En tant qu’artiste, nous avons le devoir de rendre compte des problèmes qui surgissent dans le monde qui nous entoure. Un réalisateur qui désire être fidèle à la réalité, et c’est mon cas, ne devrait jamais prendre parti. C’est ce que j’ai essayé de faire ici. Je suis allé sur les lieux de cet incident survenu en 2001 pour faire beaucoup de recherches. J’ai interviewé des survivants, des captifs, mais aussi des personnes issues du camps des militaires, des membres de ce groupe séparatiste qui est dans le film. Je voulais des témoignages venant des deux côtés pour être le plus fidèle possible à la réalité. Il y a eu plusieurs incidents de ce genre dans cette région des Philippines, mais ce type de problème concerne le monde entier autant que le gouvernement philippin. C’est au gouvernement d’y faire face, mais la politique internationale ne doit pas fermer les yeux sur ces faits.

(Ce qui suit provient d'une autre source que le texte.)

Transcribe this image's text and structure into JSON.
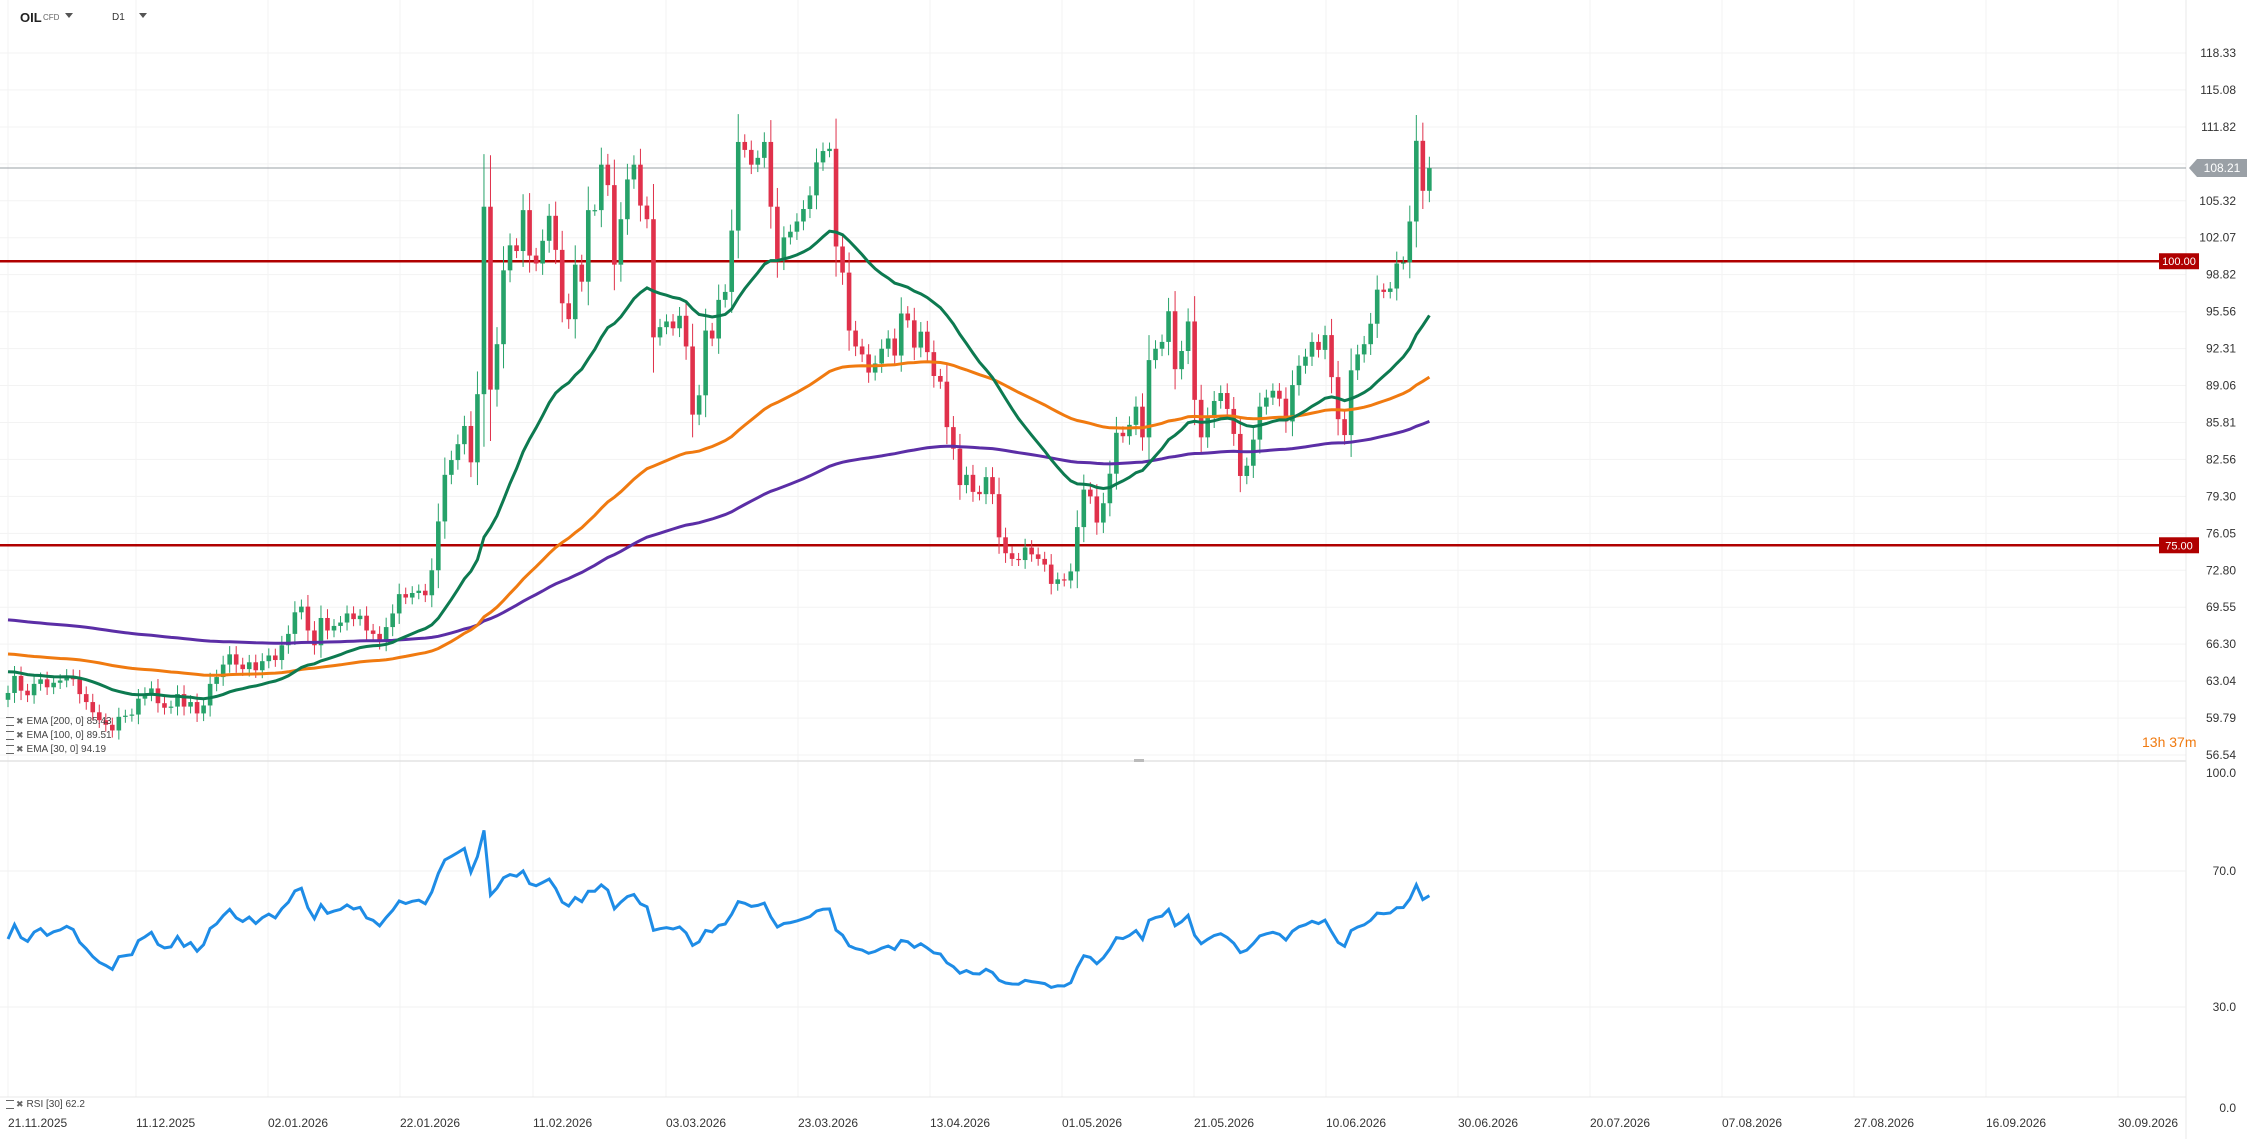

Comment Isabelle Huppert est-elle arrivée dans le projet ?
Quelqu’un m’a appelé pendant que j’étais dans un jury à São Paulo pour me dire qu’Isabelle était en ville. J’ai cherché à la rencontrer et elle m’a appris qu’elle était déjà allée aux Philippines. Je lui ai dit que la prochaine fois qu’elle s’y rendrait, nous pourrions peut-être y tourner un film ensemble et c’est ce qu’il s’est passé.

Comment l’avez-vous dirigé ?
Quand je travaille avec un acteur, je lui fais généralement confiance. C’est comme ça que je procède généralement avec mes acteurs philippins et je suis très heureux qu’Isabelle Huppert ait accepté de travailler dans ce sens. Voilà pourquoi je leur présente une situation et je fais confiance à leur instinct pour la traiter. Je ne peux pas leur dire comment jouer ni leur apprendre quoi que ce soit parce que je ne suis pas acteur moi-même.

Quid du thème de la religion que vous abordez dans le film ?
Le film parle d’humanité, de persévérance, mais c’est aussi un film sur la spiritualité aussi bien d’un point de vue musulman que chrétien. J’ai voulu incorporer cette dimension dans le film, car elle enrichi les motivations des personnages.